In [6]:
import pandas as pd
import numpy as np

import optuna

import sklearn.ensemble as ensemble
import sklearn.metrics
from sklearn.model_selection import train_test_split


# Hyperarameter Tuning for Classification With Optuna

In [3]:
df = pd.read_csv("train.csv", index_col=[0])
df.head()
# Its cleadned and scaled data

Unnamed: 0,CustomerID,Age,TypeofContact,CityTier,DurationOfPitch,Occupation,Gender,NumberOfPersonVisiting,NumberOfFollowups,ProductPitched,PreferredPropertyStar,MaritalStatus,NumberOfTrips,Passport,PitchSatisfactionScore,OwnCar,NumberOfChildrenVisiting,Designation,MonthlyIncome,ProdTaken
0,0.591569,0.418605,0.0,1.0,0.063492,0.666667,1.0,0.5,0.625,0.5,0.0,0.333333,0.166667,0.0,0.5,1.0,0.333333,0.0,0.524538,0
1,0.854717,0.674419,0.0,1.0,0.126984,1.0,0.0,0.75,1.0,0.75,0.5,0.666667,0.666667,1.0,1.0,1.0,0.333333,0.75,1.0,0
2,0.739922,0.27907,0.0,1.0,0.380952,0.666667,1.0,0.5,0.875,0.5,0.0,1.0,0.166667,0.0,0.75,1.0,0.333333,0.0,0.583706,0
3,0.294659,0.418605,1.0,0.0,0.15873,0.0,0.0,0.5,0.375,0.5,0.5,0.666667,0.0,0.0,0.5,1.0,0.333333,0.0,0.356895,0
4,0.826478,0.209302,0.0,0.0,0.253968,0.0,0.0,0.5,0.875,0.0,0.5,0.666667,0.333333,0.0,0.5,1.0,0.666667,0.25,0.403891,0


In [4]:

X = df.drop("ProdTaken", axis=1)
y = df.ProdTaken

#### In optuna, A Trial represents a single call of the objective function
#### Study shows an optimization session which contains a set of trials
#### Study: optimization based on an objective function
#### Trial: a single execution of the objective function

In [10]:
def objective(trial):
    #  hyperparameter setting
    # Here i have just taken parameters for RandomForestClassifier
    entropy = trial.suggest_categorical('criterion', ["gini", "entropy"])
    n_estimators = trial.suggest_int("n_estimators", 10, 1000)
    max_depth = trial.suggest_int("max_depth", 3, 20)
    max_features  =  trial.suggest_uniform("max_features", 0.01, 1.0)

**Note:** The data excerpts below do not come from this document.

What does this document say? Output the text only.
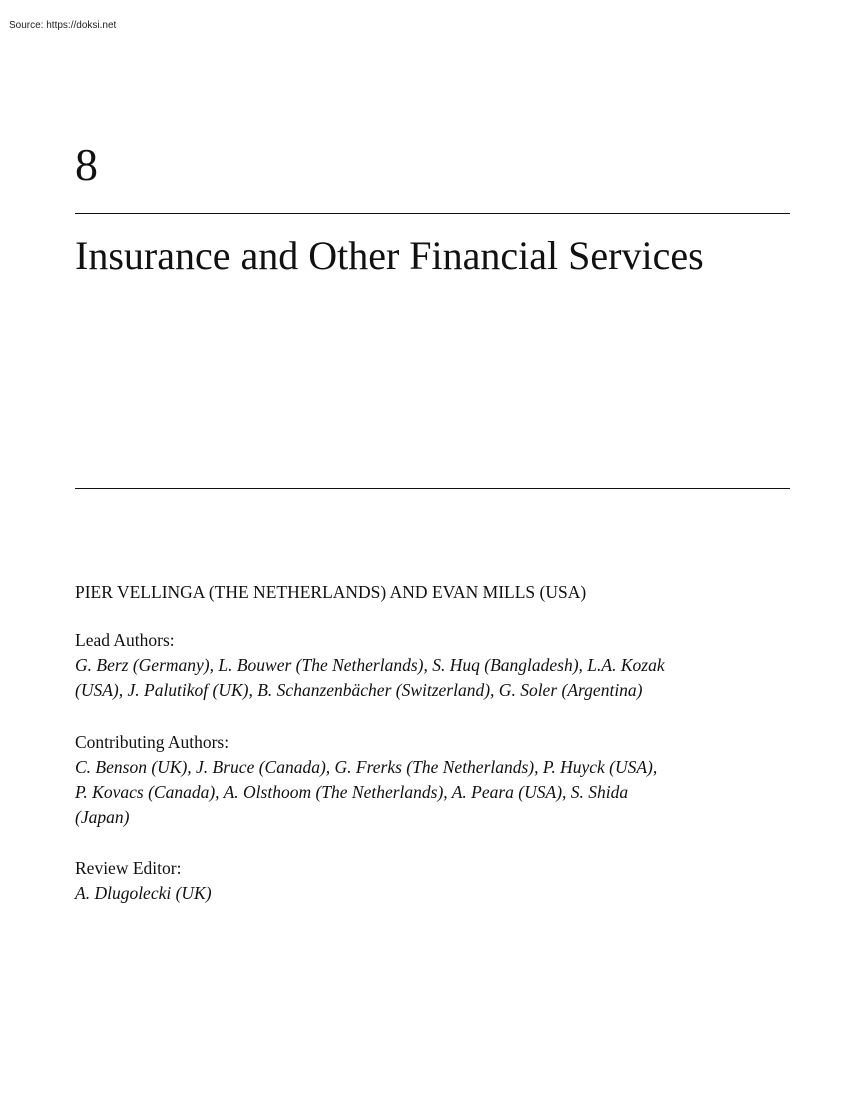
Source: https://doksi.net
8
Insurance and Other Financial Services
PIER VELLINGA (THE NETHERLANDS) AND EVAN MILLS (USA)
Lead Authors:
G. Berz (Germany), L. Bouwer (The Netherlands), S. Huq (Bangladesh), L.A. Kozak
(USA), J. Palutikof (UK), B. Schanzenbächer (Switzerland), G. Soler (Argentina)
Contributing Authors:
C. Benson (UK), J. Bruce (Canada), G. Frerks (The Netherlands), P. Huyck (USA),
P. Kovacs (Canada), A. Olsthoom (The Netherlands), A. Peara (USA), S. Shida
(Japan)
Review Editor:
A. Dlugolecki (UK)
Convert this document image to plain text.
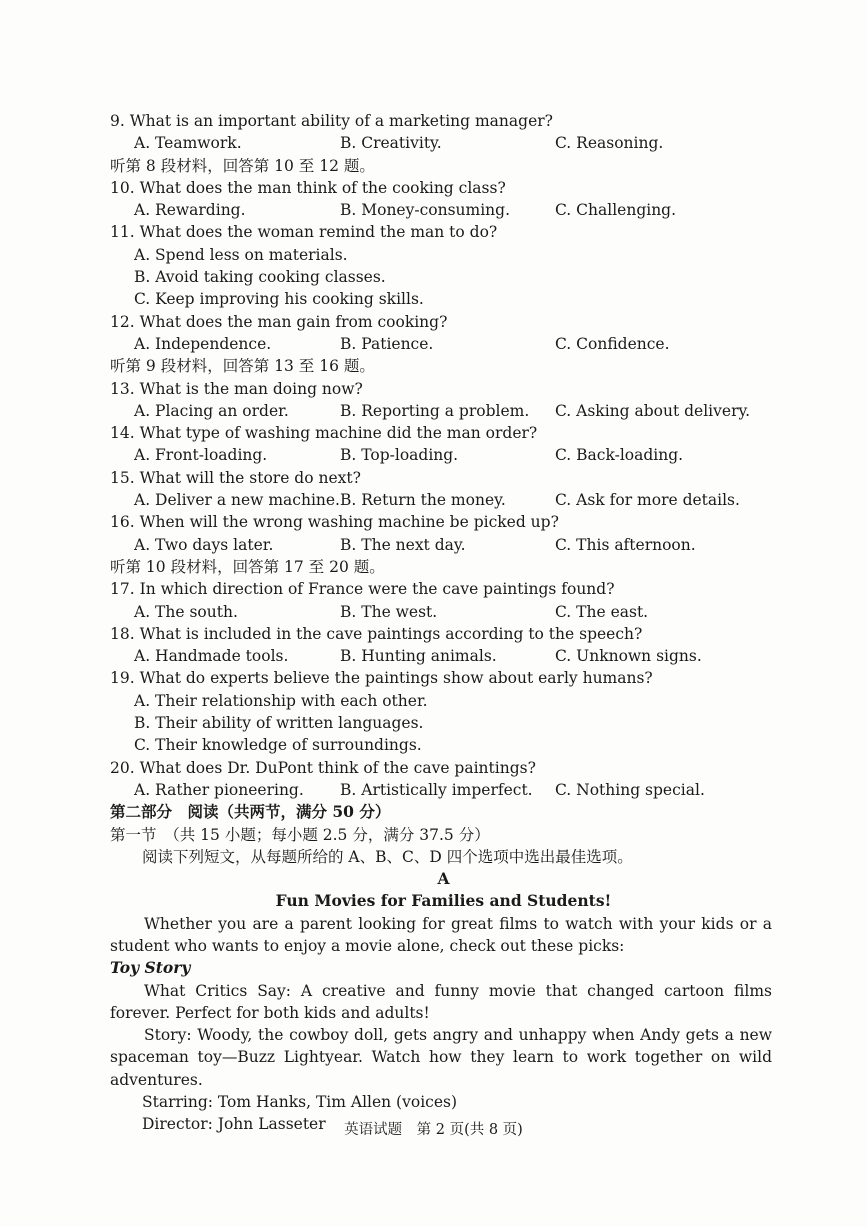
9. What is an important ability of a marketing manager?
A. Teamwork.	B. Creativity.	C. Reasoning.
听第 8 段材料，回答第 10 至 12 题。
10. What does the man think of the cooking class?
A. Rewarding.	B. Money-consuming.	C. Challenging.
11. What does the woman remind the man to do?
A. Spend less on materials.
B. Avoid taking cooking classes.
C. Keep improving his cooking skills.
12. What does the man gain from cooking?
A. Independence.	B. Patience.	C. Confidence.
听第 9 段材料，回答第 13 至 16 题。
13. What is the man doing now?
A. Placing an order.	B. Reporting a problem. C. Asking about delivery.
14. What type of washing machine did the man order?
A. Front-loading.	B. Top-loading.	C. Back-loading.
15. What will the store do next?
A. Deliver a new machine. B. Return the money.	C. Ask for more details.
16. When will the wrong washing machine be picked up?
A. Two days later.	B. The next day.	C. This afternoon.
听第 10 段材料，回答第 17 至 20 题。
17. In which direction of France were the cave paintings found?
A. The south.	B. The west.	C. The east.
18. What is included in the cave paintings according to the speech?
A. Handmade tools.	B. Hunting animals.	C. Unknown signs.
19. What do experts believe the paintings show about early humans?
A. Their relationship with each other.
B. Their ability of written languages.
C. Their knowledge of surroundings.
20. What does Dr. DuPont think of the cave paintings?
A. Rather pioneering. B. Artistically imperfect. C. Nothing special.
第二部分　阅读（共两节，满分 50 分）
第一节　（共 15 小题；每小题 2.5 分，满分 37.5 分）
阅读下列短文，从每题所给的 A、B、C、D 四个选项中选出最佳选项。
A
Fun Movies for Families and Students!
Whether you are a parent looking for great films to watch with your kids or a student who wants to enjoy a movie alone, check out these picks:
Toy Story
What Critics Say: A creative and funny movie that changed cartoon films forever. Perfect for both kids and adults!
Story: Woody, the cowboy doll, gets angry and unhappy when Andy gets a new spaceman toy—Buzz Lightyear. Watch how they learn to work together on wild adventures.
Starring: Tom Hanks, Tim Allen (voices)
Director: John Lasseter	英语试题　第 2 页(共 8 页)
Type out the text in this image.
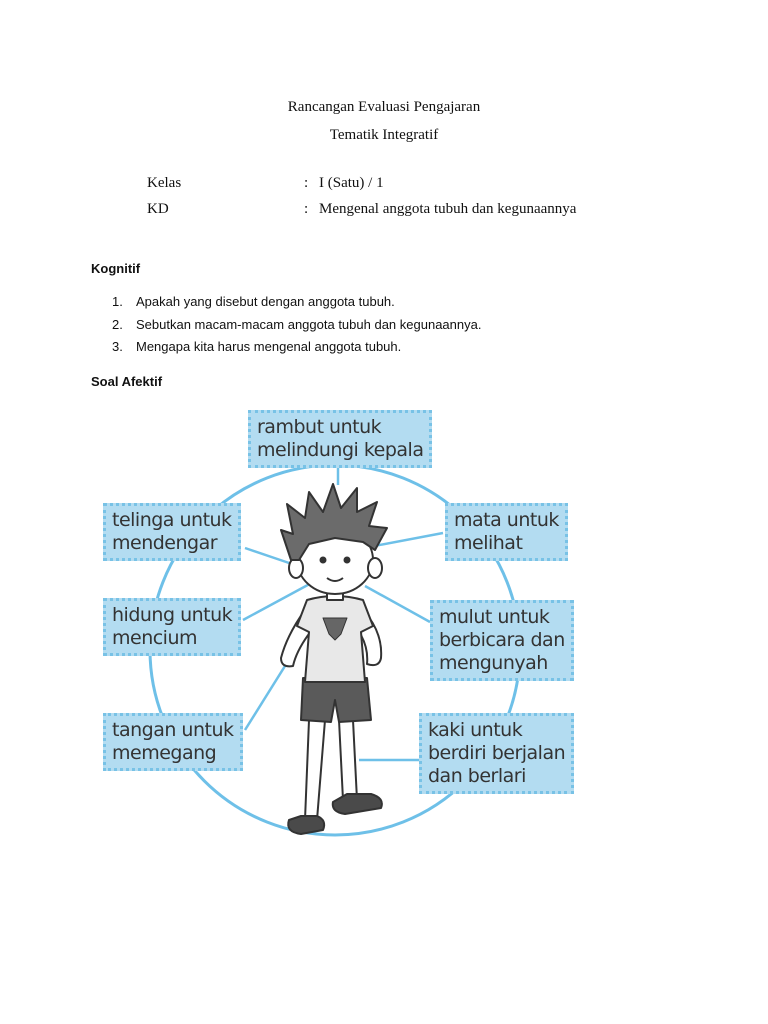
Rancangan Evaluasi Pengajaran
Tematik Integratif
Kelas	: I (Satu) / 1
KD	: Mengenal anggota tubuh dan kegunaannya
Kognitif
1. Apakah yang disebut dengan anggota tubuh.
2. Sebutkan macam-macam anggota tubuh dan kegunaannya.
3. Mengapa kita harus mengenal anggota tubuh.
Soal Afektif
rambut untuk
melindungi kepala
telinga untuk
mendengar
mata untuk
melihat
hidung untuk
mencium
mulut untuk
berbicara dan
mengunyah
tangan untuk
memegang
kaki untuk
berdiri berjalan
dan berlari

    # data loading and train-test split
    df = pd.read_csv("train.csv", index_col=[0])
    X = df.drop("ProdTaken", axis=1)
    y = df.ProdTaken
    X_train, X_val, y_train, y_val = train_test_split(X, y, random_state=0)
    
    # model training and evaluation
    model = ensemble.RandomForestClassifier(
        n_estimators = n_estimators,
        criterion= entropy,
        max_depth = max_depth,
        max_features = max_features
    )
    model.fit(X_train, y_train)
    y_pred = model.predict(X_val)
    
    # Just wanna to improve f1 score (You can replace this with according to your needs)
    error = sklearn.metrics.f1_score(y_val, y_pred)

    # output: evaluation score
    return error

###  **Creating an study for that ML model and optimize it**

In [12]:
# In Optuna, we use the study object to manage optimization.
# Method :func:`~optuna.create_study` returns a study object.
# A study object has useful properties for analyzing the optimization outcome.
study = optuna.create_study(direction='maximize') #Set minimize for minimization and maximize for maximization.
#To start the optimization, we create a study object and pass the objective function to method
study.optimize(objective, n_trials=50)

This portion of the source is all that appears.